Below are three examples of estimates calculated using NHANES 1999-2002 data. In all examples, unweighted and correctly weighted estimates are shown to demonstrate the effects of not including the proper sample weights in the analysis.
In the first example, the data from NHANES 1999-2002 in the table below shows that weighted estimates reflect the U.S. civilian noninstitutionalized population very closely, but unweighted estimates are much higher in oversampled subgroups, such as non-Hispanic blacks, Mexican Americans, and persons age 12-19 years.
Thirteen percent of the U.S. 2000 Census civilian noninstitutionalized population was non-Hispanic black, the unweighted sample for NHANES 1999-2002 was 25% non-Hispanic black because non-Hispanic blacks were oversampled in NHANES. Once the appropriate weights are applied, the weighted sample was only 12% non-Hispanic black. This estimate is much closer to that seen in the 2000 U.S. Census civilian noninstitutionalized population (numbers differ slightly due to rounding).
Similarly, if one looks at Mexican Americans and persons age 12-19 years--two subpopulations also oversampled in NHANES--you can see that the U.S. census civilian noninstitutionalized population and the weighted sample consist of both 9% Mexican Americans and 12% persons age 12-19 years but the percents in the unweighted sample (28% and 24% respectively) were much greater for these two subpopulations.
In the next two examples, high LDL estimates were calculated for non-Hispanic blacks age 20 years and over and the herpes positive estimate was calculated for males age 40-49 years.

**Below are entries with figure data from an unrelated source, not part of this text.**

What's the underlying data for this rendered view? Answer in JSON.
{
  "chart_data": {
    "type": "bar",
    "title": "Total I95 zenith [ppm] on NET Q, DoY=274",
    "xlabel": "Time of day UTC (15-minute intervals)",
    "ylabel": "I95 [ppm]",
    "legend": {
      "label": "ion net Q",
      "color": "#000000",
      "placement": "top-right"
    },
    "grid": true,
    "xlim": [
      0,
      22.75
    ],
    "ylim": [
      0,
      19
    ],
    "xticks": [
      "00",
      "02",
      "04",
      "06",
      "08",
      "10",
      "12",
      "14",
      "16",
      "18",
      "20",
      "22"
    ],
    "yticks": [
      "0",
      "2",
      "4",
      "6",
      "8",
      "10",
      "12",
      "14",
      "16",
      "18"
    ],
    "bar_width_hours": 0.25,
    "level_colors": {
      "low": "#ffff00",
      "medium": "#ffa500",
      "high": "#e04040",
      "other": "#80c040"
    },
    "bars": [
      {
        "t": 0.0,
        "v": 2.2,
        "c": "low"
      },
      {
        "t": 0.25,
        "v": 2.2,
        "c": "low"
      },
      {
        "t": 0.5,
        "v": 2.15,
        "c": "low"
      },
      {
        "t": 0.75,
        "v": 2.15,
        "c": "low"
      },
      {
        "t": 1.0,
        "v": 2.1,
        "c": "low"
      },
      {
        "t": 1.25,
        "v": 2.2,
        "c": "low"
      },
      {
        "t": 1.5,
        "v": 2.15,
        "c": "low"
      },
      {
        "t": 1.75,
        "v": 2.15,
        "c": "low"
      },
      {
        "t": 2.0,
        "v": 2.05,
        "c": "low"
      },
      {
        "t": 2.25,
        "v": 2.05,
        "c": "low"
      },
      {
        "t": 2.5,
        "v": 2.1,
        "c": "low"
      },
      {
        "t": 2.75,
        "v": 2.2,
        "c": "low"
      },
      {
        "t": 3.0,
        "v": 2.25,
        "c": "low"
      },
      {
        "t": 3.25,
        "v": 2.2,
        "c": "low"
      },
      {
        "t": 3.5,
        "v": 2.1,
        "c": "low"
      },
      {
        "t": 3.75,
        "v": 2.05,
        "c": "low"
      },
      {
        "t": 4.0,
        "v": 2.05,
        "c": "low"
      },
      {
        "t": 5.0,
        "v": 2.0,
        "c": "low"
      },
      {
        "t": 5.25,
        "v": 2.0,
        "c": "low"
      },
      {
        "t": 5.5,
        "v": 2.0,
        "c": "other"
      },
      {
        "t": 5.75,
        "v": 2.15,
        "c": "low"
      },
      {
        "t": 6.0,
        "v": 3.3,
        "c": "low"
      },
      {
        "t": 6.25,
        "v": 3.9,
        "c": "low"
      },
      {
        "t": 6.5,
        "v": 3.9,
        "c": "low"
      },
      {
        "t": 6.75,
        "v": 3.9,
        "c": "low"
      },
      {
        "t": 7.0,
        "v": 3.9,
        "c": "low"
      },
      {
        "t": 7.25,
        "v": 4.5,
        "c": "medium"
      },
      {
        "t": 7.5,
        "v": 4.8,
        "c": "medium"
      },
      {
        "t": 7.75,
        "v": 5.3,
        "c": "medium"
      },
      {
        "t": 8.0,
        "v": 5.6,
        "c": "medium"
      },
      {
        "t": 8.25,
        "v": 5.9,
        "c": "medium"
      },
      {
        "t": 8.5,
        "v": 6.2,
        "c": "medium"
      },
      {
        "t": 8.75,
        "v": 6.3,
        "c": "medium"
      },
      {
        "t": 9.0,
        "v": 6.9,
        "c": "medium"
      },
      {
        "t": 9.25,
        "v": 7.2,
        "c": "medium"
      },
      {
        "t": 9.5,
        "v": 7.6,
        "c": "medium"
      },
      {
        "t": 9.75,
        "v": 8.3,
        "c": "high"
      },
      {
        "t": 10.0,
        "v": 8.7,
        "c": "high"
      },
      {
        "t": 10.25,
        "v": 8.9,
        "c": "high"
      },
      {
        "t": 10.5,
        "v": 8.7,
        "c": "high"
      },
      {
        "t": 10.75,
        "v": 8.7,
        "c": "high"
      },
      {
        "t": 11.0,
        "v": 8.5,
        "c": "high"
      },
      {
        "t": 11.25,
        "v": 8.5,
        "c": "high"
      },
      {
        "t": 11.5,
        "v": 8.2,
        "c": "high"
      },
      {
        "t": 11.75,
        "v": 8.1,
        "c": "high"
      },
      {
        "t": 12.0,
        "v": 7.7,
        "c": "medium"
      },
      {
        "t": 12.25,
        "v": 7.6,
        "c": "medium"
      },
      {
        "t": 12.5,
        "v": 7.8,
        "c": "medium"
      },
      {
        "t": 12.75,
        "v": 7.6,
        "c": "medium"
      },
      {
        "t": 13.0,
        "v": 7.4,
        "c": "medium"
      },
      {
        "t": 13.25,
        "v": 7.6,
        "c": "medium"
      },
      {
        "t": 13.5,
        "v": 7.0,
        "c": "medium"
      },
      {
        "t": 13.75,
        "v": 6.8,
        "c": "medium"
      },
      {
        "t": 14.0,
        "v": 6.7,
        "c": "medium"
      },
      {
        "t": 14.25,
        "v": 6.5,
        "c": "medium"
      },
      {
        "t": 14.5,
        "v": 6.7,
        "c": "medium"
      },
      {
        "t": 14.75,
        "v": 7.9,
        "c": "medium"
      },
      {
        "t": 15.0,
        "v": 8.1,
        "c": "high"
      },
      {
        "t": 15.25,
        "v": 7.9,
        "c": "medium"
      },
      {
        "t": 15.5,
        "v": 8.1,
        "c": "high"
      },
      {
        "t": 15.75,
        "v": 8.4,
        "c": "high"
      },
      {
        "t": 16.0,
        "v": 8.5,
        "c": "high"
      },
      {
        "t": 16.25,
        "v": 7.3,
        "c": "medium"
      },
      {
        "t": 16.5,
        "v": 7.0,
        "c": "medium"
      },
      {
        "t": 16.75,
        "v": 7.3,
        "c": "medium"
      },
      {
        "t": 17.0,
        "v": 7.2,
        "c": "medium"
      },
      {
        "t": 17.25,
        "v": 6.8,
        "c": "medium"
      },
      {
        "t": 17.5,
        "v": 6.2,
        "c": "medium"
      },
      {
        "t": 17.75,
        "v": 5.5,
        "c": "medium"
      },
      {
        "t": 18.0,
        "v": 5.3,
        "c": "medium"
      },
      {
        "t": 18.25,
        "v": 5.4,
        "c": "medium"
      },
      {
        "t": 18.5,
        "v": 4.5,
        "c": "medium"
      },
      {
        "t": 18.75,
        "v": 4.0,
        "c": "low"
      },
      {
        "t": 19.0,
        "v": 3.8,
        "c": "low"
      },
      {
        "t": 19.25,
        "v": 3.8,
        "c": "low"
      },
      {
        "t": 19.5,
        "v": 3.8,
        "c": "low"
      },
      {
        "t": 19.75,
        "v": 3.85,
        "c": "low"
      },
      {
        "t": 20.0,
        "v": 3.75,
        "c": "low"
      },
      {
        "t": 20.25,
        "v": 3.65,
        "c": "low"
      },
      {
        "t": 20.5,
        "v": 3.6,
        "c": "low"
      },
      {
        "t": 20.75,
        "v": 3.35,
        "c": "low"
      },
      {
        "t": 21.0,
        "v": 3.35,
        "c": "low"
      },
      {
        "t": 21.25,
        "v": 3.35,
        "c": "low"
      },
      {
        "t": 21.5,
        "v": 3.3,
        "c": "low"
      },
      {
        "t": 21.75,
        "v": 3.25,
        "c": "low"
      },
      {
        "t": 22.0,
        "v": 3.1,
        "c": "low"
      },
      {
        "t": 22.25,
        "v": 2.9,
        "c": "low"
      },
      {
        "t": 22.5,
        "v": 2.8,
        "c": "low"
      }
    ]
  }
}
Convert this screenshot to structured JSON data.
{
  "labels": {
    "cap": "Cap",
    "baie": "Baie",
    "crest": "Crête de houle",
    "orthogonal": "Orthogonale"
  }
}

The estimates differ greatly when they are calculated with the correct weight compared to when they are calculated without being weighted at all. This is especially true in the herpes positive example, because being herpes positive is closely related to non-Hispanic black race/ethnicity, which is one of the subgroups oversampled in the survey. Therefore, the effect of not accounting for sample weights is even more pronounced when oversampled subgroups are included in the analysis.